Raté, même si 8 des 66 députés socialistes ont voté la censure. Il faut dire que la demande centrale d'une abrogation de la réforme des retraites, puis d'une "suspension" de cette loi, a finalement débouché sur un "conclave" entre les partenaires sociaux annoncé par François Bayrou lors de sa déclaration de politique générale ce mardi. Le Premier ministre précisant par ailleurs que, faute d'accord, la réforme actuelle s'appliquerait. Loin de ce qu'espéraient les roses.
Plusieurs concessions de François Bayrou
Ils ont néanmoins amené le Premier ministre a en faire un peu plus ces derniers jours. Dans un courrier ce jeudi, il a acté deux concessions promises la veille. Sur les retraites, la réunion des partenaires sociaux en "conclave" aboutira à un "nouveau projet de loi", même si ces derniers "ne parviennent pas à un accord global".
Les "avancées" issues de ces travaux pourront être présentées, "sous réserve d'un accord politique et d'un équilibre financier maintenu".

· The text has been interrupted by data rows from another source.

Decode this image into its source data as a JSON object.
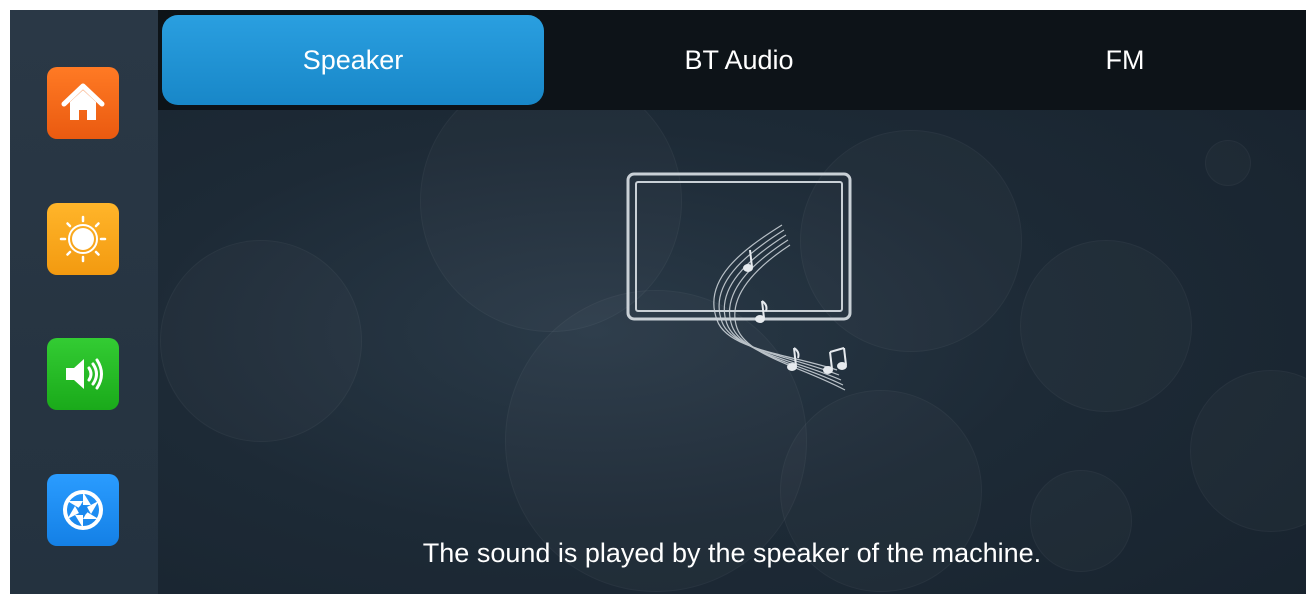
{
  "sidebar": {
    "items": [
      {
        "icon": "home-icon",
        "color": "#f26b1d"
      },
      {
        "icon": "brightness-icon",
        "color": "#f9a51a"
      },
      {
        "icon": "volume-icon",
        "color": "#22c022"
      },
      {
        "icon": "camera-shutter-icon",
        "color": "#1f8ef0"
      }
    ]
  },
  "tabs": [
    {
      "label": "Speaker",
      "active": true
    },
    {
      "label": "BT Audio",
      "active": false
    },
    {
      "label": "FM",
      "active": false
    }
  ],
  "main": {
    "illustration": "monitor-music-notes-icon",
    "caption": "The sound is played by the speaker of the machine."
  },
  "colors": {
    "active_tab": "#1f95d8",
    "tabbar_bg": "#0d1318",
    "screen_bg": "#1d2a36"
  }
}
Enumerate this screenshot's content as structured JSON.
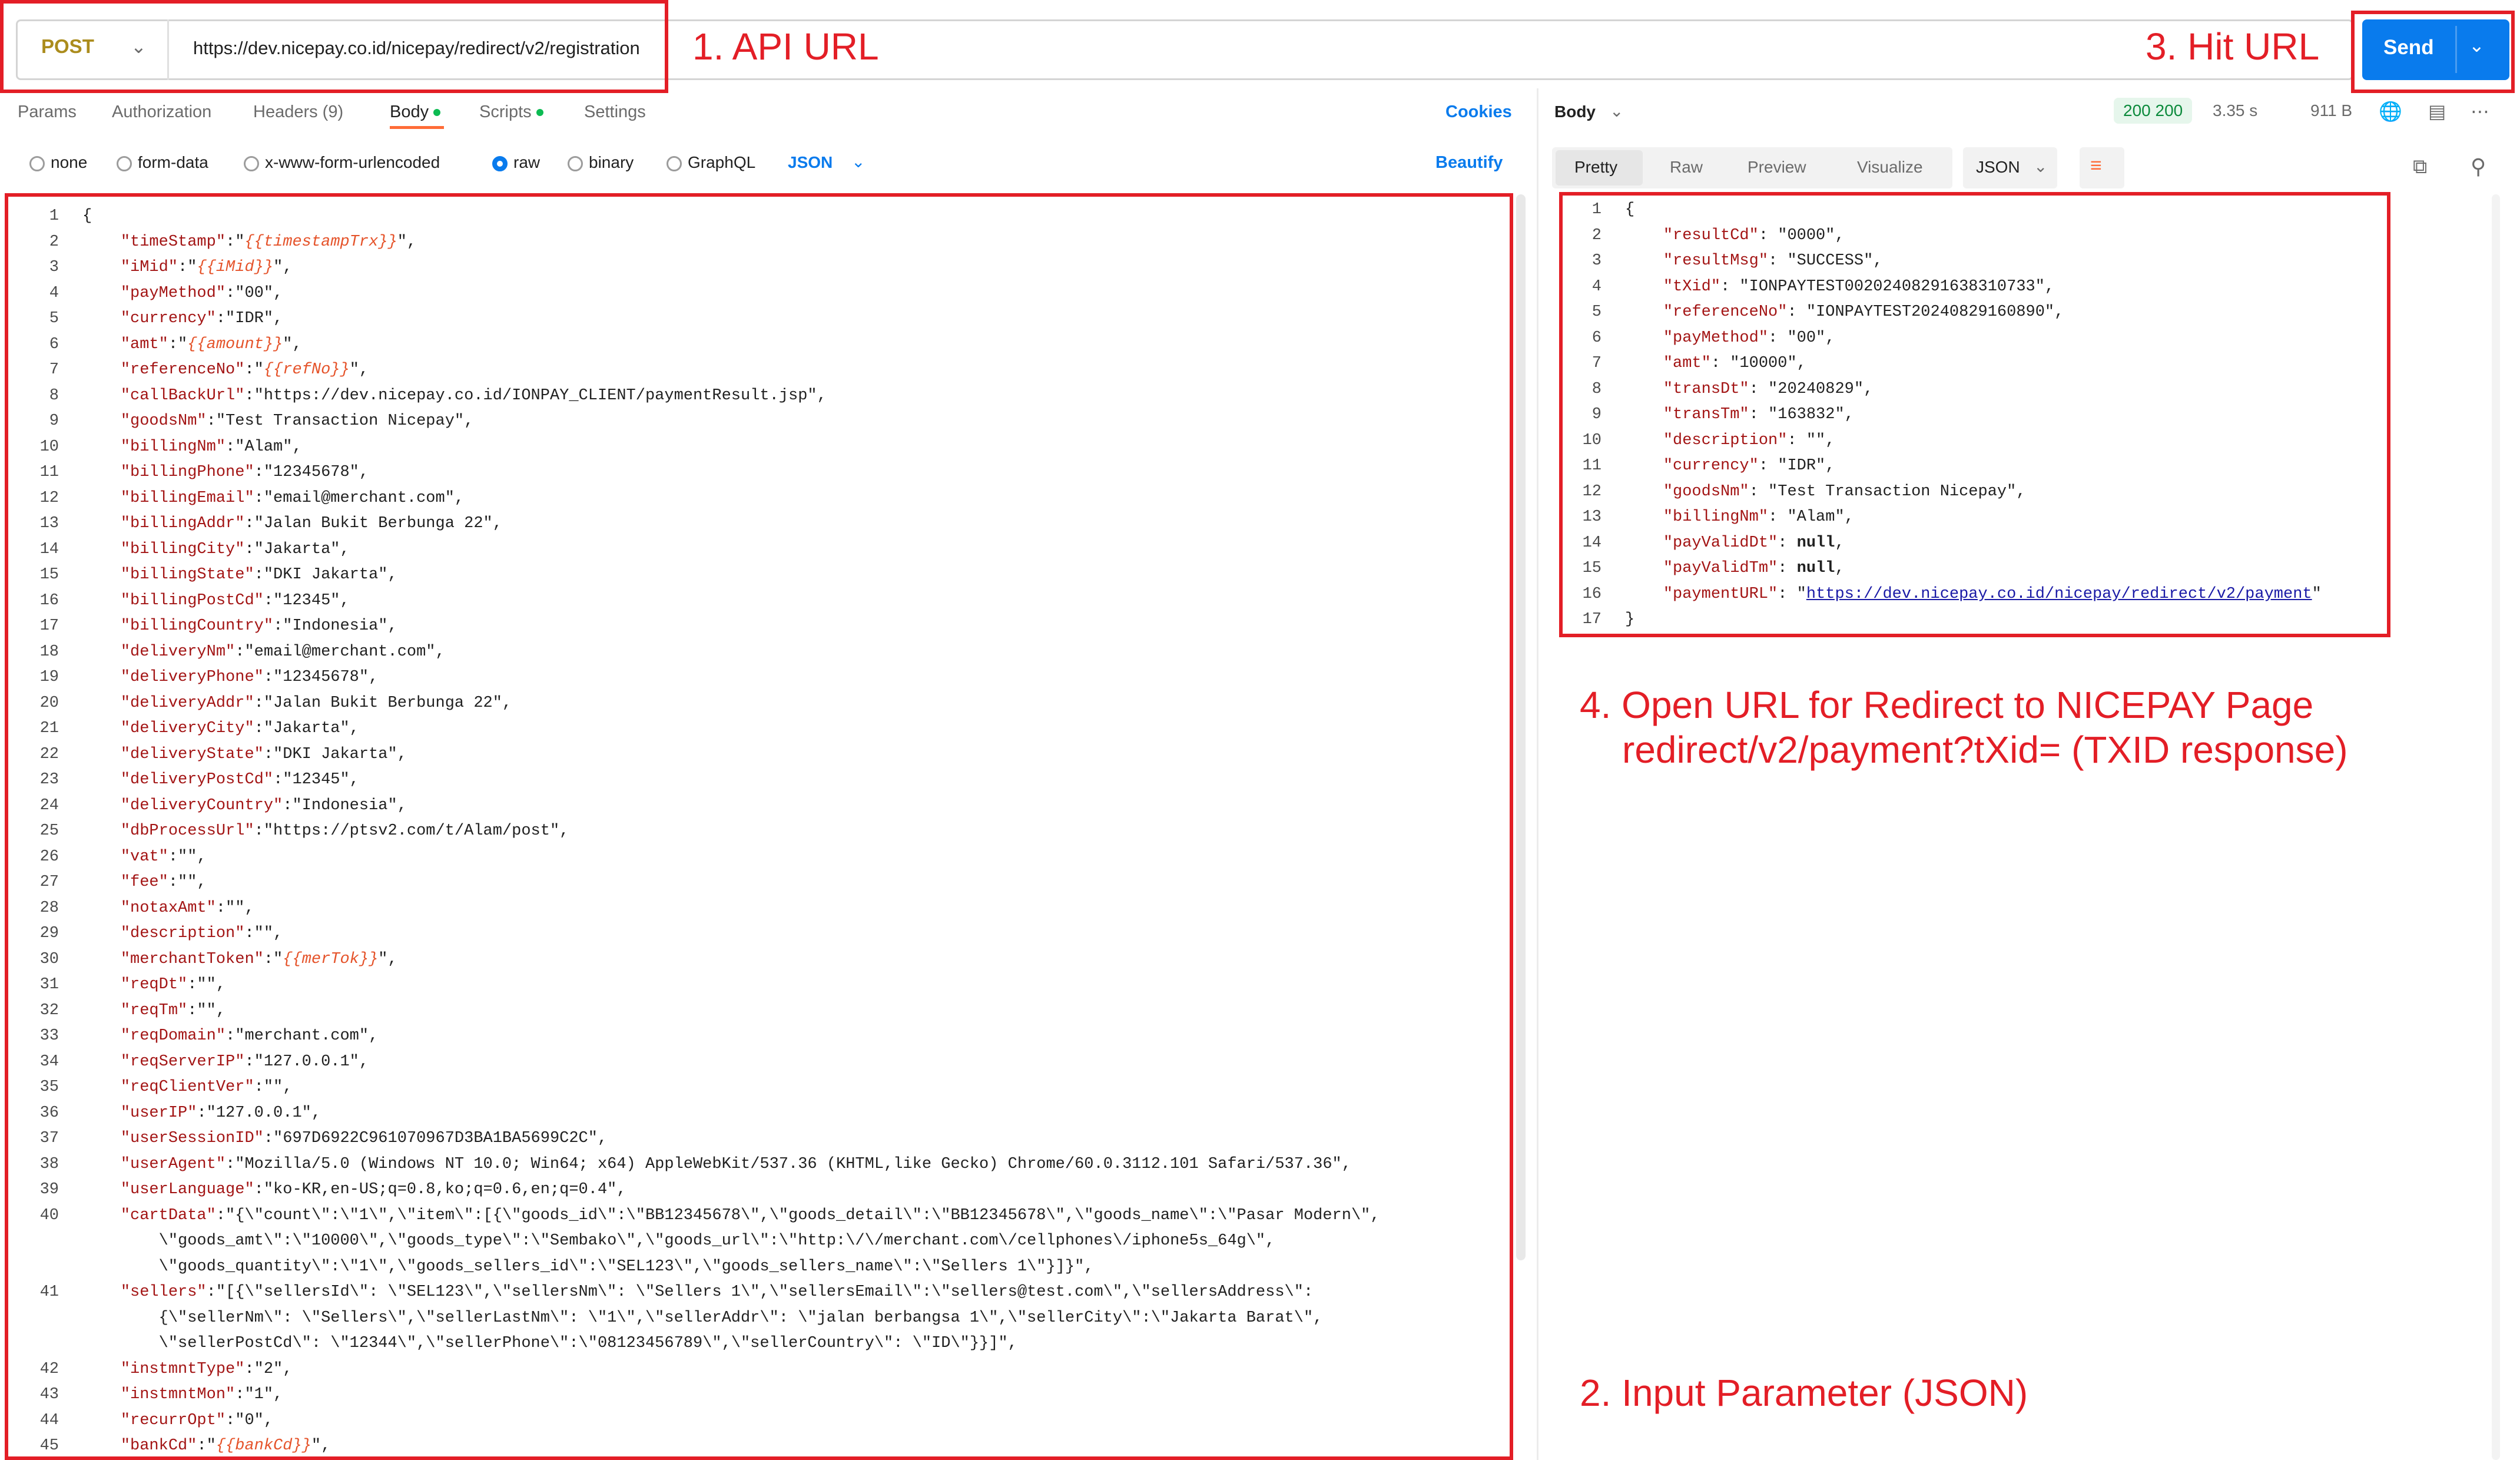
{
  "request": {
    "method": "POST",
    "url": "https://dev.nicepay.co.id/nicepay/redirect/v2/registration",
    "send_label": "Send",
    "tabs": [
      {
        "label": "Params"
      },
      {
        "label": "Authorization"
      },
      {
        "label": "Headers (9)"
      },
      {
        "label": "Body"
      },
      {
        "label": "Scripts"
      },
      {
        "label": "Settings"
      }
    ],
    "cookies_label": "Cookies",
    "body_types": [
      "none",
      "form-data",
      "x-www-form-urlencoded",
      "raw",
      "binary",
      "GraphQL"
    ],
    "selected_body_type": "raw",
    "format": "JSON",
    "beautify_label": "Beautify",
    "lines": [
      "{",
      "    \"timeStamp\":\"{{timestampTrx}}\",",
      "    \"iMid\":\"{{iMid}}\",",
      "    \"payMethod\":\"00\",",
      "    \"currency\":\"IDR\",",
      "    \"amt\":\"{{amount}}\",",
      "    \"referenceNo\":\"{{refNo}}\",",
      "    \"callBackUrl\":\"https://dev.nicepay.co.id/IONPAY_CLIENT/paymentResult.jsp\",",
      "    \"goodsNm\":\"Test Transaction Nicepay\",",
      "    \"billingNm\":\"Alam\",",
      "    \"billingPhone\":\"12345678\",",
      "    \"billingEmail\":\"email@merchant.com\",",
      "    \"billingAddr\":\"Jalan Bukit Berbunga 22\",",
      "    \"billingCity\":\"Jakarta\",",
      "    \"billingState\":\"DKI Jakarta\",",
      "    \"billingPostCd\":\"12345\",",
      "    \"billingCountry\":\"Indonesia\",",
      "    \"deliveryNm\":\"email@merchant.com\",",
      "    \"deliveryPhone\":\"12345678\",",
      "    \"deliveryAddr\":\"Jalan Bukit Berbunga 22\",",
      "    \"deliveryCity\":\"Jakarta\",",
      "    \"deliveryState\":\"DKI Jakarta\",",
      "    \"deliveryPostCd\":\"12345\",",
      "    \"deliveryCountry\":\"Indonesia\",",
      "    \"dbProcessUrl\":\"https://ptsv2.com/t/Alam/post\",",
      "    \"vat\":\"\",",
      "    \"fee\":\"\",",
      "    \"notaxAmt\":\"\",",
      "    \"description\":\"\",",
      "    \"merchantToken\":\"{{merTok}}\",",
      "    \"reqDt\":\"\",",
      "    \"reqTm\":\"\",",
      "    \"reqDomain\":\"merchant.com\",",
      "    \"reqServerIP\":\"127.0.0.1\",",
      "    \"reqClientVer\":\"\",",
      "    \"userIP\":\"127.0.0.1\",",
      "    \"userSessionID\":\"697D6922C961070967D3BA1BA5699C2C\",",
      "    \"userAgent\":\"Mozilla/5.0 (Windows NT 10.0; Win64; x64) AppleWebKit/537.36 (KHTML,like Gecko) Chrome/60.0.3112.101 Safari/537.36\",",
      "    \"userLanguage\":\"ko-KR,en-US;q=0.8,ko;q=0.6,en;q=0.4\",",
      "    \"cartData\":\"{\\\"count\\\":\\\"1\\\",\\\"item\\\":[{\\\"goods_id\\\":\\\"BB12345678\\\",\\\"goods_detail\\\":\\\"BB12345678\\\",\\\"goods_name\\\":\\\"Pasar Modern\\\",",
      "        \\\"goods_amt\\\":\\\"10000\\\",\\\"goods_type\\\":\\\"Sembako\\\",\\\"goods_url\\\":\\\"http:\\/\\/merchant.com\\/cellphones\\/iphone5s_64g\\\",",
      "        \\\"goods_quantity\\\":\\\"1\\\",\\\"goods_sellers_id\\\":\\\"SEL123\\\",\\\"goods_sellers_name\\\":\\\"Sellers 1\\\"}]}\",",
      "    \"sellers\":\"[{\\\"sellersId\\\": \\\"SEL123\\\",\\\"sellersNm\\\": \\\"Sellers 1\\\",\\\"sellersEmail\\\":\\\"sellers@test.com\\\",\\\"sellersAddress\\\":",
      "        {\\\"sellerNm\\\": \\\"Sellers\\\",\\\"sellerLastNm\\\": \\\"1\\\",\\\"sellerAddr\\\": \\\"jalan berbangsa 1\\\",\\\"sellerCity\\\":\\\"Jakarta Barat\\\",",
      "        \\\"sellerPostCd\\\": \\\"12344\\\",\\\"sellerPhone\\\":\\\"08123456789\\\",\\\"sellerCountry\\\": \\\"ID\\\"}}]\",",
      "    \"instmntType\":\"2\",",
      "    \"instmntMon\":\"1\",",
      "    \"recurrOpt\":\"0\",",
      "    \"bankCd\":\"{{bankCd}}\","
    ],
    "line_numbers": [
      "1",
      "2",
      "3",
      "4",
      "5",
      "6",
      "7",
      "8",
      "9",
      "10",
      "11",
      "12",
      "13",
      "14",
      "15",
      "16",
      "17",
      "18",
      "19",
      "20",
      "21",
      "22",
      "23",
      "24",
      "25",
      "26",
      "27",
      "28",
      "29",
      "30",
      "31",
      "32",
      "33",
      "34",
      "35",
      "36",
      "37",
      "38",
      "39",
      "40",
      "",
      "",
      "41",
      "",
      "",
      "42",
      "43",
      "44",
      "45"
    ]
  },
  "response": {
    "body_label": "Body",
    "status": "200 200",
    "time": "3.35 s",
    "size": "911 B",
    "view_tabs": [
      "Pretty",
      "Raw",
      "Preview",
      "Visualize"
    ],
    "format": "JSON",
    "lines": [
      "{",
      "    \"resultCd\": \"0000\",",
      "    \"resultMsg\": \"SUCCESS\",",
      "    \"tXid\": \"IONPAYTEST00202408291638310733\",",
      "    \"referenceNo\": \"IONPAYTEST20240829160890\",",
      "    \"payMethod\": \"00\",",
      "    \"amt\": \"10000\",",
      "    \"transDt\": \"20240829\",",
      "    \"transTm\": \"163832\",",
      "    \"description\": \"\",",
      "    \"currency\": \"IDR\",",
      "    \"goodsNm\": \"Test Transaction Nicepay\",",
      "    \"billingNm\": \"Alam\",",
      "    \"payValidDt\": null,",
      "    \"payValidTm\": null,",
      "    \"paymentURL\": \"https://dev.nicepay.co.id/nicepay/redirect/v2/payment\"",
      "}"
    ]
  },
  "annotations": {
    "step1": "1. API URL",
    "step2": "2. Input Parameter (JSON)",
    "step3": "3. Hit URL",
    "step4_line1": "4. Open URL for Redirect to NICEPAY Page",
    "step4_line2": "redirect/v2/payment?tXid= (TXID response)"
  },
  "colors": {
    "accent_blue": "#097bed",
    "post_method": "#ab8c1d",
    "annotation_red": "#e31e26",
    "status_green": "#0c8a3c",
    "active_tab_orange": "#ff6c37"
  }
}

Concernant l'Éducation nationale, l'abandon de la suppression de 4.000 postes d'enseignants est confirmée, de même que la création de 2.000 postes supplémentaires d'accompagnants d'élèves en situation de handicap.
Autre geste du Premier ministre, en dehors de ceux déjà actés par son prédécesseur Michel Barnier: il accepte de renoncer à l'allongement du délai de carence d'un à trois jours en cas d'arrêt maladie pour les fonctionnaires. Tout en confirmant, côté fiscal, le projet de taxe sur les hauts revenus.
"Arracher jour après jour toutes les victoires possibles"
Suffisant pour les socialistes afin de ne pas censurer, du moins pour l'instant. Ils s'émencipent de fait des insoumis, tout en espérant peser davantage lors des discussions budgétaires. A la tribune de l'Assemblée nationale, le premier secrétaire du PS, Olivier Faure, a continué de creuser son sillage ce jeudi, lui qui distinguait la "gauche qui travaille" de celle "qui braille" au micro de BFMTV mardi.
"Notre vocation n'est pas toujours de nous limiter à prendre date, en attendant toujours la prochaine élection. Elle est d'arracher jour après jour toutes les victoires possibles", a-t-il lancé, avant de s'adresser aux insoumis: "si vous pensez que ce que je dis là n'a aucun intérêt pour les Français, qui ne sont pas heureux de voir une gauche qui propose, une gauche qui avance, une gauche qui fait céder le gouvernement, alors dîtes le."
Socieux de clarifier la position de son camp, le député de Seine-et-Marne a martelé: "Nous restons dans l'opposition". En menaçant également de déposer une motion de censure, "si nous avons le sentiment que le débat est vérouillé" sur la réforme des retraites. Là, insoumis et socialistes seraient sûrement sur la même ligne.